Van Zanten, a native of the Netherlands, got the nub of his idea at Cornell University in 1973, while doing a Ph.D. dissertation on how best to brake a semitrailer truck while keeping it firmly in its lane. He joined Bosch in 1977, began to implement his idea in 1982, and saw the fruits of his labor in 1995, when a Bosch customer, Mercedes-Benz, fielded the first ESC in its S-class sedan.

Other companies have also developed ESC systems: Delphi, in the United States; TRW (now ZF TRW Automotive Holdings); Toyota; and a number of other Japanese companies. 

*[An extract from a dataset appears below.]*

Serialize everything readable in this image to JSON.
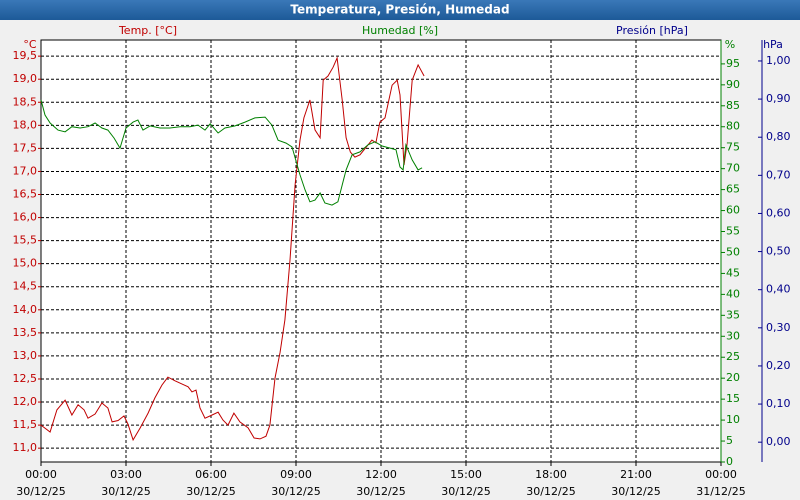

ESC is built on more basic programs, notably automatic braking (ABS) and traction control systems. “ABS works only during panic braking, not during coasting or partial braking or free rolling. And traction control usually works only if you have full acceleration,” Van Zanten says. “But ECS controls car motion at any time.”

He added that ESC reduces serious accidents due to skidding by about 40 percent—and that’s in cars that already have ABS and traction control. 

In the early days, the Bosch engineers had to rely mostly on sensors that were already in cars. There were, for instance, the speed sensors on each wheel, and the steering wheel sensor, which was already in use at Mercedes when the Bosch system was implemented.

“We also needed pressure control sensors to find out how the driver is braking,” he says. “From the engine controls we could get acceleration. Then we needed a yaw rate sensor to measure rotational speed about the vertical axis; it was not available at the time, so we had to look for one that was robust and accurate enough and which was affordable.”

A yaw sensor used in cruise missiles would have been perfect for the job, but it cost “something like 25,000 Euros,” so Bosch had to develop a sensor on its own, for a few hundred euros. 

Today, such sensors are approaching the dime-a-dozen level, their number is increasing, and their output is being enhanced by such network services as GPS and car-to-car communication. It’s a wealth of opportunity, Van Zanten notes.

Can it be that these electronic systems provide so much backup that they tempt car makers to entertain less stable mechanical designs? That’s the tradeoff taken by designers of today’s military jets, which would drop out of the sky without digital systems to fine-tune the air control surfaces.

“Sometimes people do take advantage of the flexibility that comes from having ESC on board,” Van Zanten says. “From my side, I always recommend having a good suspension so that the job of ESC is easier.”